Pour lui, tout vient de la culture orientale. En l’absence de véritables États de droit garantissant l’égalité et le droit, les peuples arabes se replient d’une part sur la religion et la justice divine ; de l’autre sur la tribu familiale qui leur assure la sécurité de vivre dignement. Il cite un proverbe arabe pour illustrer son propos : « supporte ton frère qu’il soit tyran ou tyrannisé, fautif ou non. »
Pourtant en homme de raison, qui sait remettre l’histoire humaine en perspective Wassim Harb ne désespère pas. Les mentalités ne restent jamais figées, et les cultures évoluent au fil du temps. En Islam, s’élèvent des voix de plus en plus nombreuses de réformateurs qui osent critiquer les textes, les institutions, et les personnalités religieuses qui refusent la modernité. « Il n’y a pas que des extrémistes qui partent rejoindre le jihad, il existe aussi aujourd’hui, un grand nombre de jeunes arabes, formés et éduqués, qui ne sont plus musulmans comme l’étaient leurs parents jadis », insiste l’avocat…
Pareillement des organisations et des associations citoyennes apparaissent depuis quelques années, au Maghreb comme au Machrek. Conférences, ateliers, séminaires, sites, publications, bases de données voient le jour, remettant en cause la tribalité stérile de ce monde. Clandestinement, voire en exil quand ces structures démocratiques sont brimées par des régimes autoritaires, elles agissent et bousculent les conservatismes, « il faut absolument en parler », martèle le juriste. Depuis sa création, en 2003, L’ACRLI de Wassim Harb s’y astreint. Elle les protège, les défend, et diffusent leurs travaux auprès du public. Toute sa mission et sa philosophie.
Luc Balbont.
(*1) « Arab Center for the and development of the rule of law and integrity » en anglais. Cette organisation laïque dont le siège est à Beyrouth regroupe des avocats, des juristes et des universitaires arabes de toutes confessions, défenseurs des droits de l’homme et de l’Etat de droit dans les pays arabes.

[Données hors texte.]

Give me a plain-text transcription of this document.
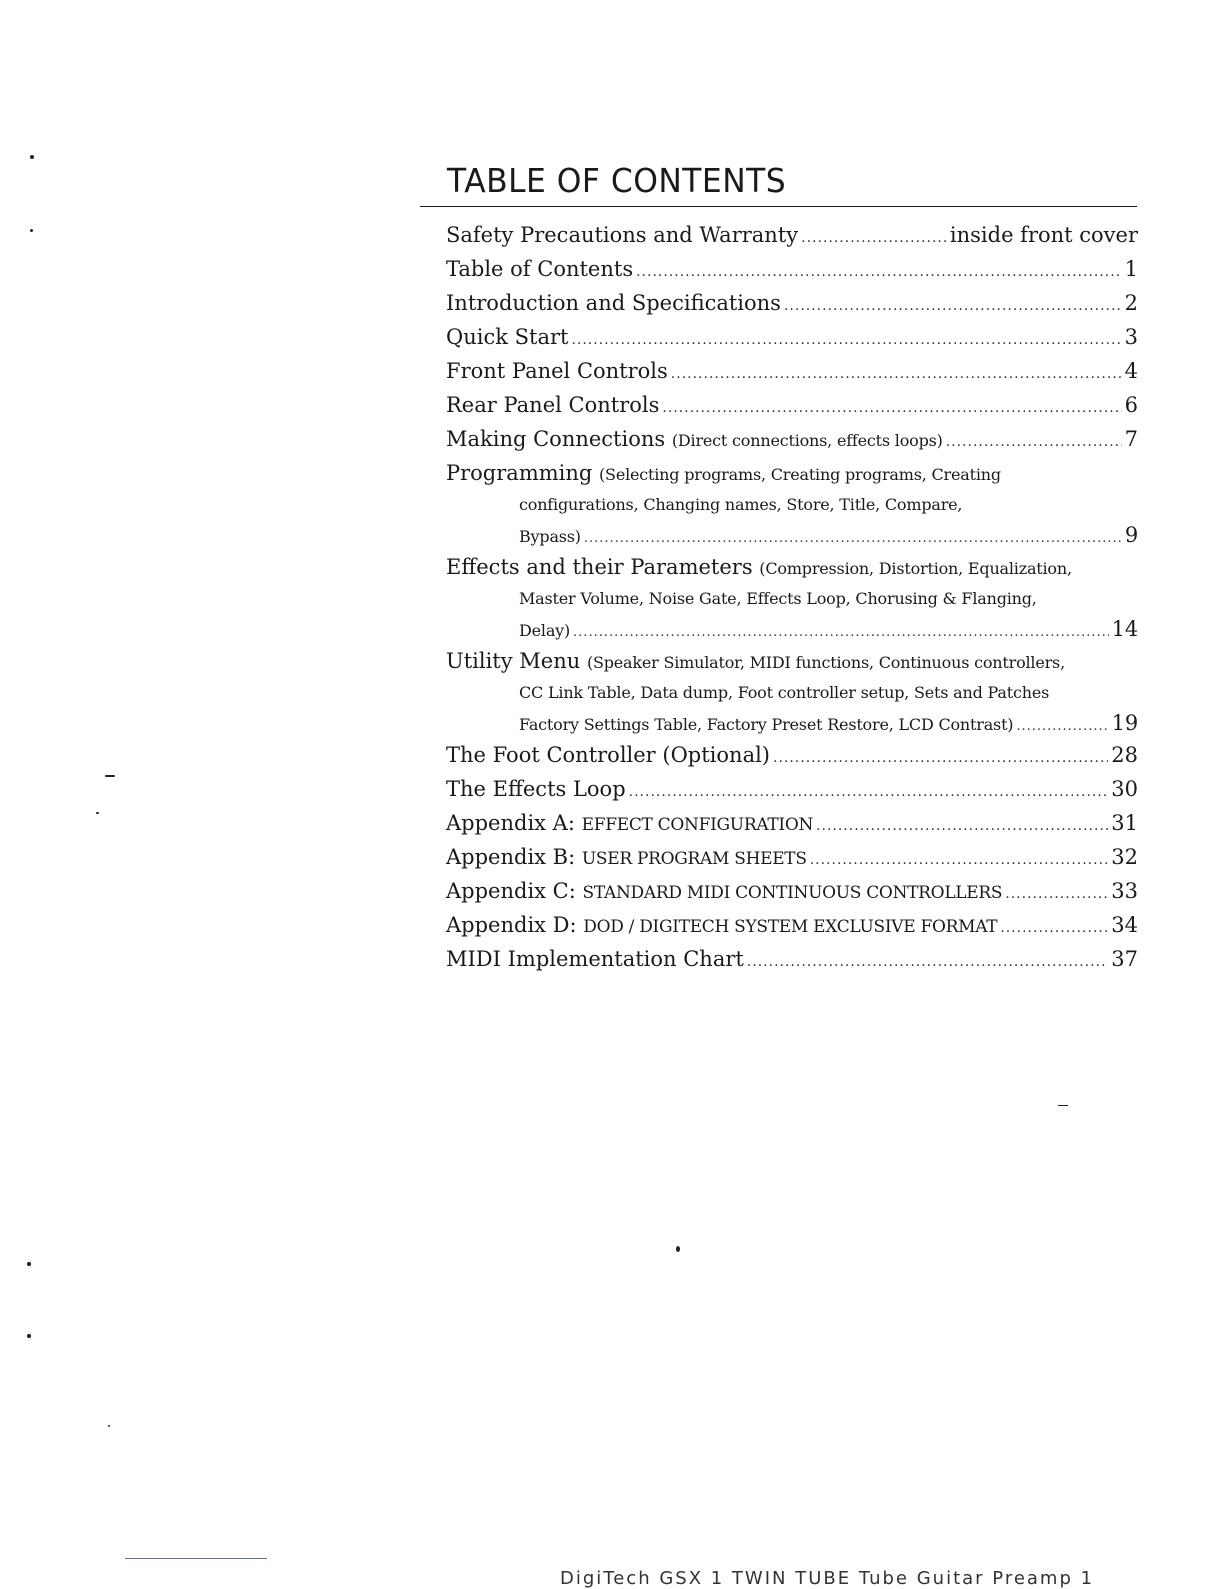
TABLE OF CONTENTS
Safety Precautions and Warranty .....	inside front cover
Table of Contents .....	1
Introduction and Specifications .....	2
Quick Start .....	3
Front Panel Controls .....	4
Rear Panel Controls .....	6
Making Connections
(Direct connections, effects loops) .....	7
Programming
(Selecting programs, Creating programs, Creating
configurations, Changing names, Store, Title, Compare,
Bypass) .....	9
Effects and their Parameters
(Compression, Distortion, Equalization,
Master Volume, Noise Gate, Effects Loop, Chorusing & Flanging,
Delay) .....	14
Utility Menu
(Speaker Simulator, MIDI functions, Continuous controllers,
CC Link Table, Data dump, Foot controller setup, Sets and Patches
Factory Settings Table, Factory Preset Restore, LCD Contrast) .....	19
The Foot Controller (Optional) .....	28
The Effects Loop .....	30
Appendix A:
EFFECT CONFIGURATION .....	31
Appendix B:
USER PROGRAM SHEETS .....	32
Appendix C:
STANDARD MIDI CONTINUOUS CONTROLLERS .....	33
Appendix D:
DOD / DIGITECH SYSTEM EXCLUSIVE FORMAT .....	34
MIDI Implementation Chart .....	37
DigiTech GSX 1 TWIN TUBE Tube Guitar Preamp 1
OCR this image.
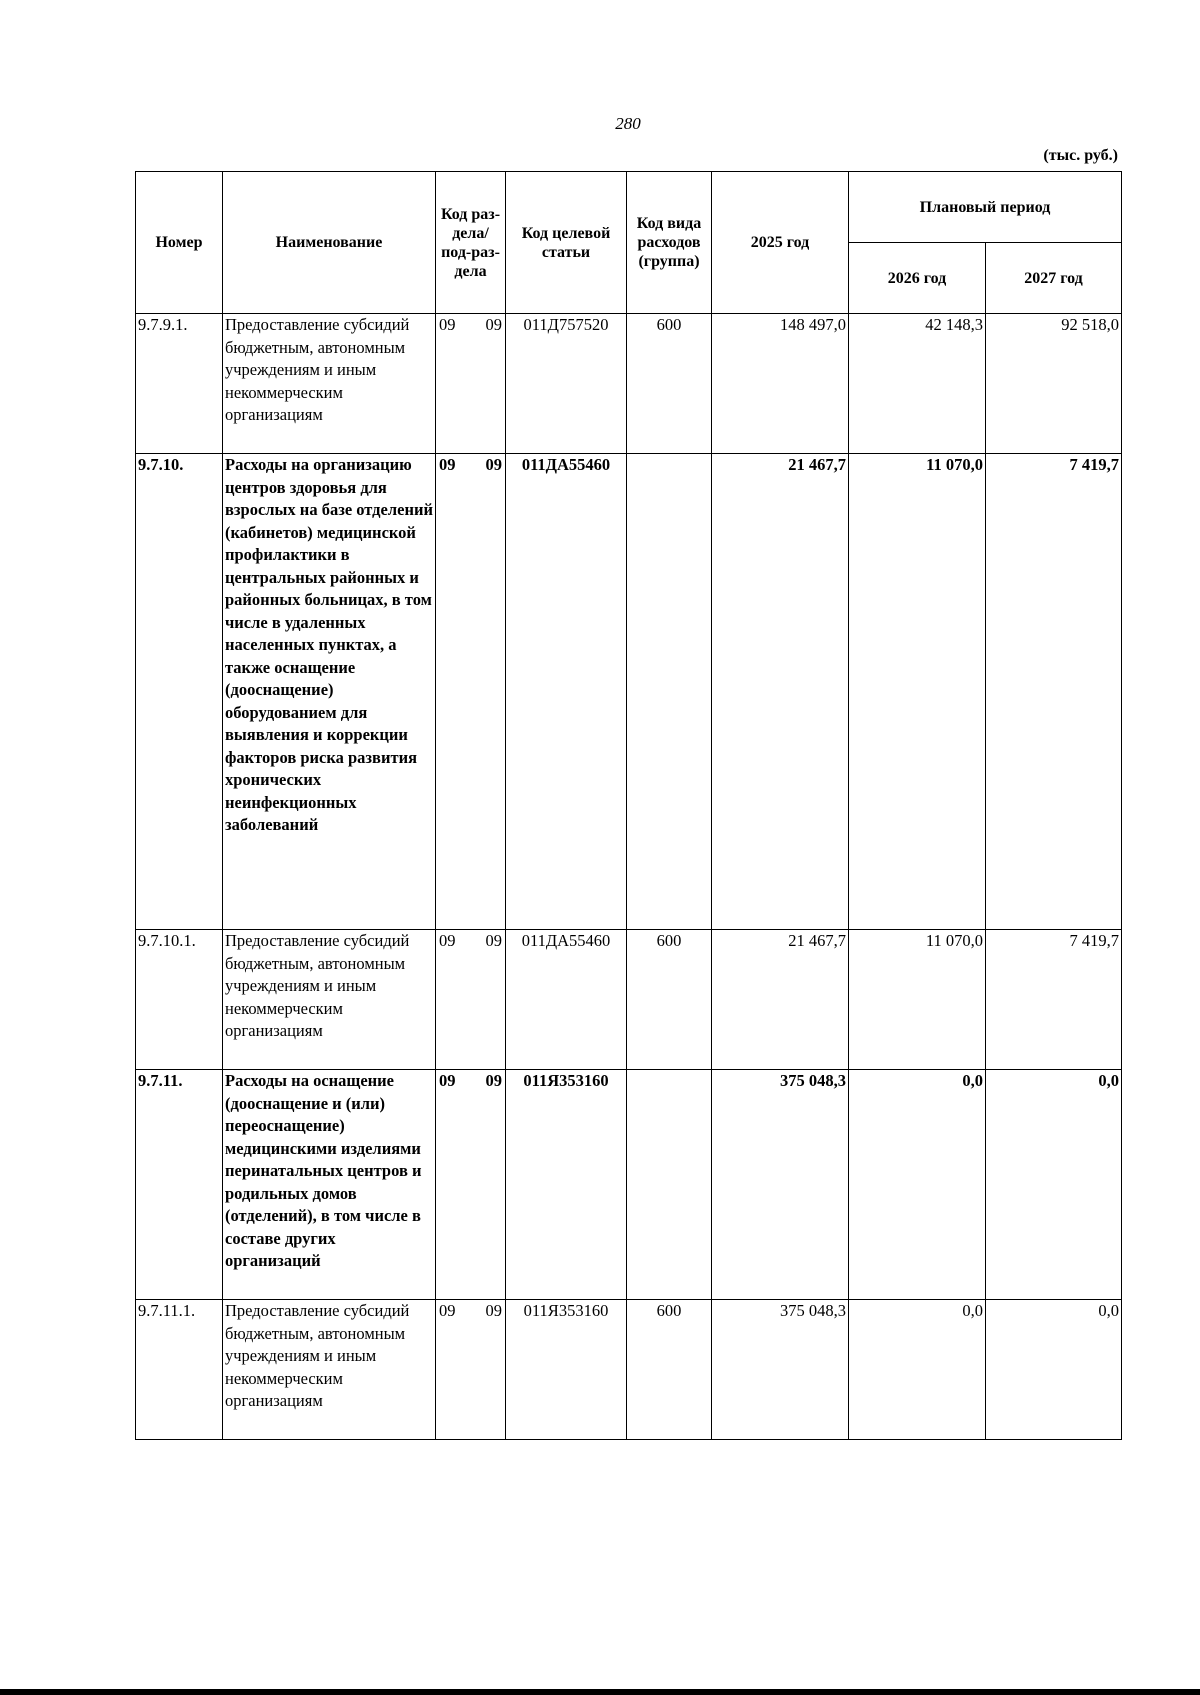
280
(тыс. руб.)
Номер	Наименование	Код раз-дела/ под-раз-дела	Код целевой статьи	Код вида расходов (группа)	2025 год	Плановый период	
						2026 год	2027 год
9.7.9.1.	Предоставление субсидий бюджетным, автономным учреждениям и иным некоммерческим организациям	09 09	011Д757520	600	148 497,0	42 148,3	92 518,0
9.7.10.	Расходы на организацию центров здоровья для взрослых на базе отделений (кабинетов) медицинской профилактики в центральных районных и районных больницах, в том числе в удаленных населенных пунктах, а также оснащение (дооснащение) оборудованием для выявления и коррекции факторов риска развития хронических неинфекционных заболеваний	09 09	011ДА55460		21 467,7	11 070,0	7 419,7
9.7.10.1.	Предоставление субсидий бюджетным, автономным учреждениям и иным некоммерческим организациям	09 09	011ДА55460	600	21 467,7	11 070,0	7 419,7
9.7.11.	Расходы на оснащение (дооснащение и (или) переоснащение) медицинскими изделиями перинатальных центров и родильных домов (отделений), в том числе в составе других организаций	09 09	011Я353160		375 048,3	0,0	0,0
9.7.11.1.	Предоставление субсидий бюджетным, автономным учреждениям и иным некоммерческим организациям	09 09	011Я353160	600	375 048,3	0,0	0,0
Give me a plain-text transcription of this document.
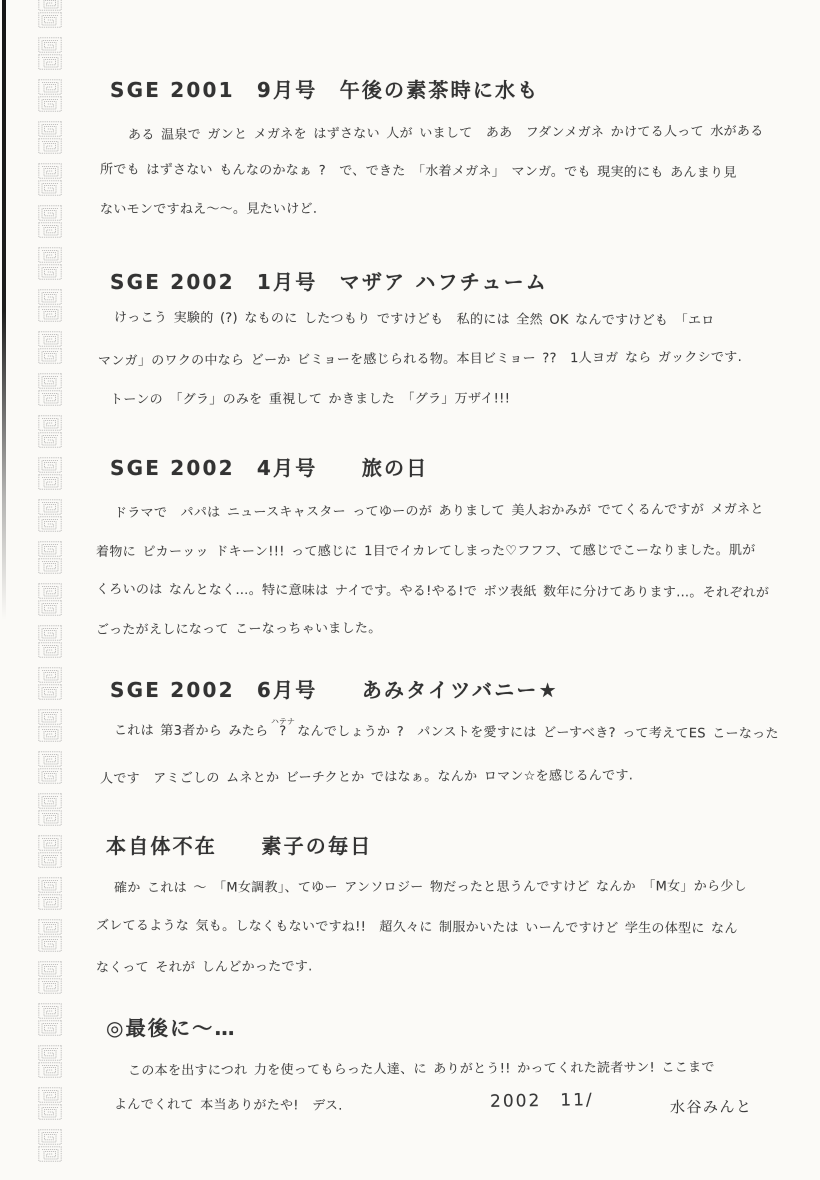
SGE 2001　9月号　午後の素茶時に水も

ある 温泉で ガンと メガネを はずさない 人が いまして　ああ　フダンメガネ かけてる人って 水がある

所でも はずさない もんなのかなぁ ?　で、できた 「水着メガネ」 マンガ。でも 現実的にも あんまり見

ないモンですねえ〜〜。見たいけど.

SGE 2002　1月号　マザア ハフチューム

けっこう 実験的 (?) なものに したつもり ですけども　私的には 全然 OK なんですけども 「エロ

マンガ」のワクの中なら どーか ビミョーを感じられる物。本目ビミョー ??　1人ヨガ なら ガックシです.

トーンの 「グラ」のみを 重視して かきました 「グラ」万ザイ!!!

SGE 2002　4月号　　旅の日

ドラマで　パパは ニュースキャスター ってゆーのが ありまして 美人おかみが でてくるんですが メガネと

着物に ピカーッッ ドキーン!!! って感じに 1目でイカレてしまった♡フフフ、て感じでこーなりました。肌が

くろいのは なんとなく…。特に意味は ナイです。やる!やる!で ボツ表紙 数年に分けてあります…。それぞれが

ごったがえしになって こーなっちゃいました。

SGE 2002　6月号　　あみタイツバニー★

これは 第3者から みたら ?ハテナ なんでしょうか ?　パンストを愛すには どーすべき? って考えてES こーなった

人です　アミごしの ムネとか ビーチクとか ではなぁ。なんか ロマン☆を感じるんです.

本自体不在　　素子の毎日

確か これは 〜 「M女調教」、てゆー アンソロジー 物だったと思うんですけど なんか 「M女」から少し

ズレてるような 気も。しなくもないですね!!　超久々に 制服かいたは いーんですけど 学生の体型に なん

なくって それが しんどかったです.

◎最後に〜…

この本を出すにつれ 力を使ってもらった人達、に ありがとう!! かってくれた読者サン! ここまで

よんでくれて 本当ありがたや!　デス.	2002　11/	水谷みんと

Site - www.arabruleoflaw.org
(*2) Depuis l’indépendance du pays en 1943, les fonctions principales se répartissent par confessions. Un président chrétien maronite, un premier ministre musulman sunnite et un président de l’Assemblée, musulman chiite, les trois principales confessions du pays.
(*3) Abdeljalil Ben Salem, ministre tunisien des Affaires religieuses a cependant été limogé le 4 novembre 2016, après avoir demandé publiquement à l’ambassadeur d’Arabie saoudite à Tunis de réformer les programmes scolaires saoudiens valorisant le wahhabisme, source historique du terrorisme islamique. Sa mise à l’écart a provoqué de vifs débats dans la société tunisienne.